Thank you very much for the proposed patch.
Still, I don’t grasp what we gain by keeping doctest as is, specially if we add all those features.
After the patch is committed I understand that the only provided features by doctest are:
- Testing values without an explicit assert
- Testing exceptions without an explicit assert
- At least in theory, makes the comments (the scenario) more prominent
The first two features are provided by the assertEqual and assertRaises respectively. The latter, can be just python comments.
At the same time if I look at what is the cost of keep using rst I see:
- We need additional scripts to convert those rst into python code to have the checks pyflakes or flake8 provide. Your patch proposes what the tryton project needs, but every company and individual has its own workflows. I wouldn’t care for out of project needs if the benefits of doctest where huge but I don’t think so.
- We do not have syntax highlight. Again, the argument that it is just a tools issue may be ok for me if the benefit of the feature was huge but I don’t think so. If one wants syntax highlighting he needs to implement the tooling for heptapod, github, vim, vs code, etc. While we get them for free using standard python scripts.

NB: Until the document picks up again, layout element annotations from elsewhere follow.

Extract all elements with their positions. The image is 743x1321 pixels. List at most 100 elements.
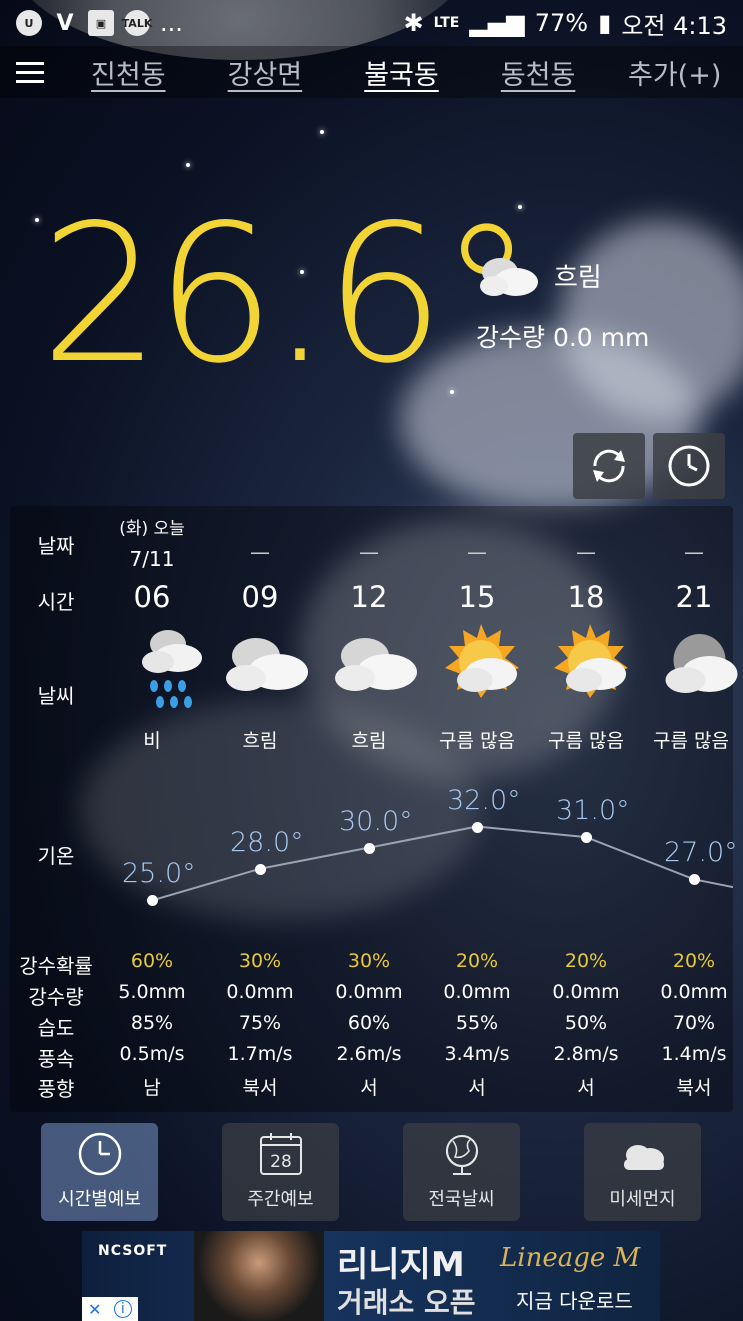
ad-subtitle: 거래소 오픈 — [337, 1286, 476, 1319]
forecast-hour: 21 — [675, 580, 713, 614]
temperature-label: 30.0° — [339, 805, 413, 837]
humidity-value: 75% — [238, 1012, 282, 1034]
precip-amount-value: 0.0mm — [226, 981, 294, 1003]
cloudy-icon — [480, 258, 538, 296]
precip-prob-value: 30% — [347, 950, 391, 972]
forecast-weather-label: 흐림 — [351, 730, 387, 752]
tab-location-active[interactable]: 불국동 — [333, 53, 470, 92]
battery-percent: 77% — [534, 9, 589, 37]
clock-icon — [668, 445, 710, 487]
wind-speed-value: 0.5m/s — [119, 1043, 185, 1065]
forecast-hour: 06 — [133, 580, 171, 614]
current-condition-label: 흐림 — [554, 262, 602, 293]
humidity-value: 50% — [564, 1012, 608, 1034]
sun-cloud-icon — [554, 624, 628, 698]
forecast-date-dash: — — [467, 540, 487, 564]
wind-speed-value: 1.7m/s — [227, 1043, 293, 1065]
globe-icon — [445, 1135, 478, 1175]
tab-location[interactable]: 강상면 — [197, 53, 334, 92]
close-icon[interactable]: ✕ — [88, 1300, 101, 1319]
forecast-date-dash: — — [684, 540, 704, 564]
precip-prob-value: 20% — [564, 950, 608, 972]
network-type: LTE — [433, 15, 460, 31]
star-decoration — [35, 218, 39, 222]
wind-dir-value: 서 — [360, 1077, 378, 1099]
precip-prob-value: 60% — [130, 950, 174, 972]
temperature-label: 32.0° — [447, 784, 521, 816]
current-temperature: 26.6° — [40, 184, 534, 405]
temperature-label: 27.0° — [664, 837, 738, 869]
wind-dir-value: 남 — [143, 1077, 161, 1099]
moon-cloud-icon — [665, 634, 738, 693]
precip-amount-value: 0.0mm — [552, 981, 620, 1003]
clock-icon — [78, 1132, 121, 1176]
nav-label: 주간예보 — [247, 1189, 314, 1210]
ad-company: NCSOFT — [98, 1243, 168, 1259]
humidity-value: 85% — [130, 1012, 174, 1034]
row-label-time: 시간 — [37, 590, 75, 614]
clock-time: 오전 4:13 — [621, 11, 727, 40]
wind-speed-value: 1.4m/s — [661, 1043, 727, 1065]
nav-label: 전국날씨 — [428, 1189, 495, 1210]
wind-dir-value: 서 — [577, 1077, 595, 1099]
forecast-weather-label: 구름 많음 — [439, 730, 515, 752]
forecast-date-dash: — — [359, 540, 379, 564]
temperature-point — [472, 821, 483, 833]
wind-dir-value: 북서 — [676, 1077, 712, 1099]
precip-prob-value: 30% — [238, 950, 282, 972]
status-left: U V ▣ TALK ... — [16, 9, 183, 37]
battery-icon: ▮ — [598, 9, 612, 37]
history-button[interactable] — [653, 433, 725, 499]
refresh-button[interactable] — [573, 433, 645, 499]
forecast-weather-label: 비 — [143, 730, 161, 752]
wind-speed-value: 3.4m/s — [444, 1043, 510, 1065]
tab-location[interactable]: 진천동 — [60, 53, 197, 92]
temperature-label: 28.0° — [230, 826, 304, 858]
menu-icon[interactable] — [0, 46, 60, 98]
forecast-weather-label: 구름 많음 — [653, 730, 729, 752]
forecast-date: 7/11 — [129, 547, 175, 571]
u-plus-icon: U — [16, 10, 42, 36]
calendar-day: 28 — [270, 1152, 292, 1172]
ad-banner[interactable]: NCSOFT 리니지M 거래소 오픈 Lineage M 지금 다운로드 — [82, 1231, 660, 1321]
bluetooth-icon: ✱ — [403, 9, 424, 37]
precip-amount-value: 0.0mm — [335, 981, 403, 1003]
wind-speed-value: 2.8m/s — [553, 1043, 619, 1065]
status-bar: U V ▣ TALK ... ✱ LTE ▂▄▆ 77% ▮ 오전 4:13 — [0, 0, 743, 46]
row-label-precip-prob: 강수확률 — [19, 954, 93, 978]
calendar-icon: 28 — [259, 1133, 302, 1175]
nav-hourly-forecast[interactable]: 시간별예보 — [41, 1123, 158, 1221]
info-icon[interactable]: i — [113, 1300, 132, 1318]
cloudy-icon — [226, 638, 308, 691]
wind-speed-value: 2.6m/s — [336, 1043, 402, 1065]
cloud-icon — [623, 1145, 664, 1170]
tab-location[interactable]: 동천동 — [470, 53, 607, 92]
star-decoration — [320, 130, 324, 134]
tab-add-location[interactable]: 추가(+) — [606, 53, 743, 92]
nav-label: 미세먼지 — [609, 1189, 676, 1210]
temperature-point — [255, 863, 266, 875]
row-label-wind-dir: 풍향 — [37, 1077, 75, 1101]
forecast-hour: 18 — [567, 580, 605, 614]
precip-prob-value: 20% — [672, 950, 716, 972]
forecast-weather-label: 흐림 — [242, 730, 278, 752]
precip-amount-value: 0.0mm — [660, 981, 728, 1003]
precip-amount-value: 0.0mm — [443, 981, 511, 1003]
gallery-icon: ▣ — [88, 10, 114, 36]
humidity-value: 70% — [672, 1012, 716, 1034]
kakaotalk-icon: TALK — [122, 10, 152, 36]
nav-national-weather[interactable]: 전국날씨 — [403, 1123, 520, 1221]
row-label-humidity: 습도 — [37, 1016, 75, 1040]
humidity-value: 60% — [347, 1012, 391, 1034]
forecast-hour: 12 — [350, 580, 388, 614]
wind-dir-value: 서 — [468, 1077, 486, 1099]
humidity-value: 55% — [455, 1012, 499, 1034]
wind-dir-value: 북서 — [242, 1077, 278, 1099]
nav-weekly-forecast[interactable]: 28 주간예보 — [222, 1123, 339, 1221]
status-more: ... — [160, 9, 183, 37]
temperature-point — [364, 842, 375, 854]
star-decoration — [186, 163, 190, 167]
forecast-hour: 15 — [458, 580, 496, 614]
nav-fine-dust[interactable]: 미세먼지 — [584, 1123, 701, 1221]
row-label-date: 날짜 — [37, 534, 75, 558]
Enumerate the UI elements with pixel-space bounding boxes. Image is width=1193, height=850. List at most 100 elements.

- It forces all tests to add the ">>> " prefix and when you want multiple lines to add the "… ". I don’t know about others, but I need to write those prefixes for every single line of code. Maybe tools can automate part of that, but why would I want to create the tools if python scripts would essentially do the same job. Also, if I multiply that extra tooling cost for all developers here, is really all worth it?
- The argument that you’re very productive with rst is ok but I really don’t get how you’d be less productive with plain python scripts.
So, for me (and the rest of our team, and it seems for others too) it makes both writing and reading tests more complicated and also requires extra tooling. What are the real benefits?